The smile with which she answered him was so provocative, attested so easy a virtue, that Mr. Hutton took fright. He was on the brink once more—on the brink. He must draw back, oh! quickly, quickly, before it was too late. The girl continued to look up at him.

"Ha chiamito?" she asked at last.

Stupidity or reason? Oh, there was no choice now. It was imbecility every time.

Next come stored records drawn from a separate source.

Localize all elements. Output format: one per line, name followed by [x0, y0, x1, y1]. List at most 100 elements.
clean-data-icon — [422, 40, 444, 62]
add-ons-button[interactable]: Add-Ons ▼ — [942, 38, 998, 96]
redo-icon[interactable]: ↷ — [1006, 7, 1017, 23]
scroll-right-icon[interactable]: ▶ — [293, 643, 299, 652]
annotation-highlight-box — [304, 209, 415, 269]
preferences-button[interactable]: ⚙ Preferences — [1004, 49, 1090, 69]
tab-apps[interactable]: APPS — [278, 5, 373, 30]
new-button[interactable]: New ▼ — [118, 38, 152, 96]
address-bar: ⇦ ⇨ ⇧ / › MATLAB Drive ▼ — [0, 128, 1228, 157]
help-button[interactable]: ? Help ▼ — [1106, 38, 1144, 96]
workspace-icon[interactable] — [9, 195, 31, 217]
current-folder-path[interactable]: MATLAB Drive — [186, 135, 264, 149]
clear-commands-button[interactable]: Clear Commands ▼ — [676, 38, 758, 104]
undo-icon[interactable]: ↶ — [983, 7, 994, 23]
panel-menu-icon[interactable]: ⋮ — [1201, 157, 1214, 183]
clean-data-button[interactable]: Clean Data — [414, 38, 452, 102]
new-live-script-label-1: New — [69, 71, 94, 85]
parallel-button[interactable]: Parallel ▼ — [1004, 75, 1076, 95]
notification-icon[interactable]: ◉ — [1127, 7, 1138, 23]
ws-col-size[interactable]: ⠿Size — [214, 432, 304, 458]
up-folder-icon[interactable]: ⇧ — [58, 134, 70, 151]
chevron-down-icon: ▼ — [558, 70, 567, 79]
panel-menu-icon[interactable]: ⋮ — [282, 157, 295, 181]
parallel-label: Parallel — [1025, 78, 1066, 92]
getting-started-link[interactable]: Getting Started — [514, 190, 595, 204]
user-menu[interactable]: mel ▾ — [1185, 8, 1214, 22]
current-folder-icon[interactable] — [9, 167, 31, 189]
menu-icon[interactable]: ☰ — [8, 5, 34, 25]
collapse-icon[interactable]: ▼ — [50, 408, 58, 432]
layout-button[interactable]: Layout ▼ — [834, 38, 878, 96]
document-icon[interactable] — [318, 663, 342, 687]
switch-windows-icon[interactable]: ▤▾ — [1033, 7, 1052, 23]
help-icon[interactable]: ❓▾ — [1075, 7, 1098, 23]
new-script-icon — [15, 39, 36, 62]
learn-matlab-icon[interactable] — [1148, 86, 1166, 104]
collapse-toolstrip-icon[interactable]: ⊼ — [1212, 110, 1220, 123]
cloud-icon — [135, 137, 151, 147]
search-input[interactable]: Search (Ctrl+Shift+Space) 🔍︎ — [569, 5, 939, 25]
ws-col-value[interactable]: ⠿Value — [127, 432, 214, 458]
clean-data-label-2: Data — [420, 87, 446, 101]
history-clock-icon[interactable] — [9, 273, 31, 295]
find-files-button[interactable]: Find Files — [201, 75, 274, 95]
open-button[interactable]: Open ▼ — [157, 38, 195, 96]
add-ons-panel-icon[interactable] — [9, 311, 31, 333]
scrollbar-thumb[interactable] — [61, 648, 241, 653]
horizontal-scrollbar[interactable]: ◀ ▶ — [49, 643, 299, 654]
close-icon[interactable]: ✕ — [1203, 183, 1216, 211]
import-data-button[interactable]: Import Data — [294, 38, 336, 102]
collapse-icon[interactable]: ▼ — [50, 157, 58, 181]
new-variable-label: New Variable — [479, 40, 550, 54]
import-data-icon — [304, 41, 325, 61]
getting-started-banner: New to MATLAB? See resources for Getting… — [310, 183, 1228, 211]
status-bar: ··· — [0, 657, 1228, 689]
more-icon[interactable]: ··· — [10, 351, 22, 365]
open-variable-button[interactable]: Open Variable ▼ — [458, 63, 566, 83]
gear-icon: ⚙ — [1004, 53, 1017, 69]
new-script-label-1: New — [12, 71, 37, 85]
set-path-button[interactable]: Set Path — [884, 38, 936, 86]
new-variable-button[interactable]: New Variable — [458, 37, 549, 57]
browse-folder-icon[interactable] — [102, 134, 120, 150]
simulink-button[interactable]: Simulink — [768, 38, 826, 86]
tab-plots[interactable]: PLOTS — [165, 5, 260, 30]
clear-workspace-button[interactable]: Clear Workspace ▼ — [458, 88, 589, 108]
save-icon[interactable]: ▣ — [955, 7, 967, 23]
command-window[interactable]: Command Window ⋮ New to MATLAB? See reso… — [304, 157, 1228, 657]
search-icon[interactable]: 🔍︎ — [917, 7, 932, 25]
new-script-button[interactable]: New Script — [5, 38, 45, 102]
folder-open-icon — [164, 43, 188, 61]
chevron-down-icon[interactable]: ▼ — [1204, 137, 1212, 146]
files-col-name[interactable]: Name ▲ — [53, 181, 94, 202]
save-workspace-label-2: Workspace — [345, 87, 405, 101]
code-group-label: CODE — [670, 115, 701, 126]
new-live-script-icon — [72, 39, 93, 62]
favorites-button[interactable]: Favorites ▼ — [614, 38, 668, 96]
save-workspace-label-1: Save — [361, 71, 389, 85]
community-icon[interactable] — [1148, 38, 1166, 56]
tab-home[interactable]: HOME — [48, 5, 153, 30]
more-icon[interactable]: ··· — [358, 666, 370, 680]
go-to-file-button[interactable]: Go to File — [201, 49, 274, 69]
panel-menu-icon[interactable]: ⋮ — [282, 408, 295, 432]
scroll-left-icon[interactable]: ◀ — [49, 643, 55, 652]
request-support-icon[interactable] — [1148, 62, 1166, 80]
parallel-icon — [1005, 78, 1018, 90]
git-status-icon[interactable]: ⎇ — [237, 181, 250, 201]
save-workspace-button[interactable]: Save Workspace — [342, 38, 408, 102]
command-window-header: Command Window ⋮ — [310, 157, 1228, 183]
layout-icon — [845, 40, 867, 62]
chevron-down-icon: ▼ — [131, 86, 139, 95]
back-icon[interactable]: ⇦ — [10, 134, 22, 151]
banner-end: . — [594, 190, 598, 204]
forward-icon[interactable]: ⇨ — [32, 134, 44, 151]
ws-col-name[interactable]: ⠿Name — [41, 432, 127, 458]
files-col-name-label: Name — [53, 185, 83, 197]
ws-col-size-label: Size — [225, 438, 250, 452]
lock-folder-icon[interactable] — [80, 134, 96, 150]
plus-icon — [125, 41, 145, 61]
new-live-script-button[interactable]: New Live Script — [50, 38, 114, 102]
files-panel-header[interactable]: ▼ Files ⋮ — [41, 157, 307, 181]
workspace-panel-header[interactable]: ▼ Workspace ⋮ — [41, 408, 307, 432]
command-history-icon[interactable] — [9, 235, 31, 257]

"Scendo" he called back to her. Twelve steps led from the garden to the terrace. Mr. Hutton counted them. Down, down, down, down.... He saw a vision of himself descending from one circle of the inferno to the next—from a darkness full of wind and hail to an abyss of stinking mud.


V

For a good many days the Hutton case had a place on the front page of every newspaper. There had been no more popular murder trial since George Smith had temporarily eclipsed the European War by drowning in a warm bath his seventh bride. The public imagination was stirred by this tale of a murder brought to light months after the date of the crime. Here, it was felt, was one of those incidents in human life, so notable because they are so rare, which do definitely justify the ways of God to man. A wicked man had been moved by an illicit passion to kill his wife. For months he had lived in sin and fancied security——only to be dashed at last more horribly into the pit he had prepared for himself. Murder will out, and here was a case of it. The readers of the newspapers were in a position to follow every movement of the hand of God. There had been vague, but persistent, rumours in the neighbourhood; the police had taken action at last. Then came the exhumation order, the post-mortem examination, the inquest, the evidence of the experts, the verdict of the coroner's jury, the trial, the condemnation. For once Providence had done its duty, obviously, grossly, didactically, as in a melodrama. The newspapers were right in making of the case the staple intellectual food of a whole season.

Mr. Hutton's first emotion when he was summoned from Italy to give evidence at the inquest was one of indignation. It was a monstrous, a scandalous thing that the police should take such idle, malicious gossip seriously. When the inquest was over he would bring an action for malicious prosecution against the Chief Constable; he would sue the Spence woman for slander.